Recently, I saw a pair of underwear that got me thinking about a woman’s right to choose. Not the typical right to choose, which of course there are one million columns to be written about. No. This is the right to shave, or not to shave. That is the question.
The book was “Cool Green Stuff.” The underwear, from greenknickers.org, had the phrase “Stop Deforestation” around the seam. It is a pun. You can stop cutting down trees, and you can stop cutting off pubic hair. Or leg hair, or any other kind of hair women aren’t supposed to have.
Well, I’m a woman, and I have all of the above hairs. Granted, it’s fairly easy for me to be a hairy hippie because my hair is really light and grows out thin. But that isn’t the point at all. I stopped shaving because it’s a waste of time and water in the shower, and it feels better soft then it does smooth.
Plus, have you seen those pictures of Britney and Lindsay sans underwear? That’s a pretty effective argument for how creepy bikini waxes look.
I have no serious problem with women who shave every time they take a shower. I just hope they’re doing it for themselves. And I’m almost positive they’re not.
Somewhere along the line, around the same time corsets and high heels went from being a part of masculine fashion to feminine (It’s uncomfortable. Better give it to the women!), it became an expectation of women that they be as hairless as possible. Excepting of course the hair on their heads, which should be as full, teased and treated as possible.
And so we find ourselves, centuries later, in a balding society. You might be saying, “Yeah, right! All the girls here are hairy!” First of all, you’re wrong. Second of all, Whitman is a bubble. I promise you’ll graduate and be shocked to discover that the majority of girls spend hours a day on their appearance, and the majority of colored glass can be recycled.
Part of the problem I have with shaving is how violent of an action it is. In order to properly flash a camera while getting out of a car, one must drag a blade (capable of severing the arteries of many a tortured soul) across the most sensitive parts of one’s body. Over and over again, several days a week. Just so you can look like a hypersexual 8-year-old.
Which brings me to my next point. There are very few arguments for why smooth legs and cooters are sexy that would not also apply to why babies are sexy. And babies are not actually sexy. They are babies.
I understand if you are grossed out by stubble. If you’re used to no hair, prickly hair is not a good reminder of what hair feels like.
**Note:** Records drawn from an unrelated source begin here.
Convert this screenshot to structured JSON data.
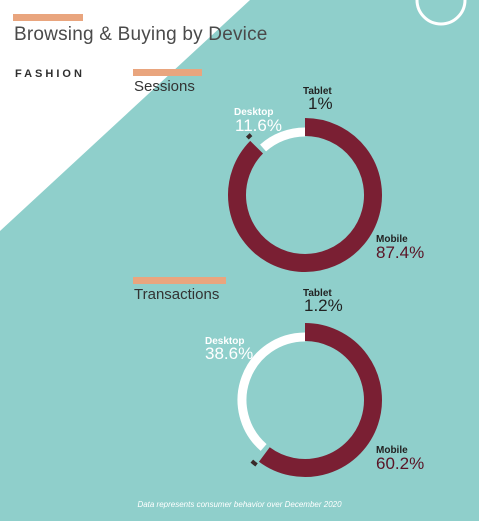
{
  "title": "Browsing & Buying by Device",
  "subtitle": "FASHION",
  "footnote": "Data represents consumer behavior over December 2020",
  "colors": {
    "background": "#8fcfcb",
    "accent": "#e9a57e",
    "mobile": "#7a1f33",
    "desktop": "#ffffff",
    "tablet": "#3a2a2a"
  },
  "chart_data": [
    {
      "type": "pie",
      "title": "Sessions",
      "donut": true,
      "slices": [
        {
          "name": "Mobile",
          "value": 87.4,
          "label": "87.4%"
        },
        {
          "name": "Tablet",
          "value": 1,
          "label": "1%"
        },
        {
          "name": "Desktop",
          "value": 11.6,
          "label": "11.6%"
        }
      ]
    },
    {
      "type": "pie",
      "title": "Transactions",
      "donut": true,
      "slices": [
        {
          "name": "Mobile",
          "value": 60.2,
          "label": "60.2%"
        },
        {
          "name": "Tablet",
          "value": 1.2,
          "label": "1.2%"
        },
        {
          "name": "Desktop",
          "value": 38.6,
          "label": "38.6%"
        }
      ]
    }
  ]
}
But the thing is, stubble grows out. And when it does, it’s beautiful and soft. I don’t want to wax too poetical on the qualities of long leg hair, but I do want to argue forcefully that you can learn to love hair on your legs just like you once learned to love smooth legs when you started shaving. Which, if you recall, you did actually start doing. It’s not an instinctual human need.
There are all sorts of things I could say about pubic hair and how it has been beneficial to me, but this isn’t a sex column. Suffice it to say, vaginas want to grow hair, and I say let them. They generally know what’s up when it comes to feeling good. If they wanted to be bald, women would be having orgasms all over the place when they got waxed. Have you ever been in a salon during a bikini wax? They are not orgasming. They are threatening to commit murder.
A few years ago, W magazine did a feature on Kate Moss. One of the pictures was just of her pubic hair. I would say it was almost a religious experience. Here was a woman known to be at the forefront of glamour the world over, and she was proudly hairy. Stop deforestation, indeed.
I’m not saying Kate Moss is a great example in all that she does, but she does seem to understand that a woman can be the entire planet’s idea of sexy and also let her body grow the hair it wants to.
I’m arguing that you stop shaving long enough, girls, to figure out who exactly you’re shaving for. Also long enough that you get past stubble and figure out that hair feels really, really good. Trust me. And trust the vaginas.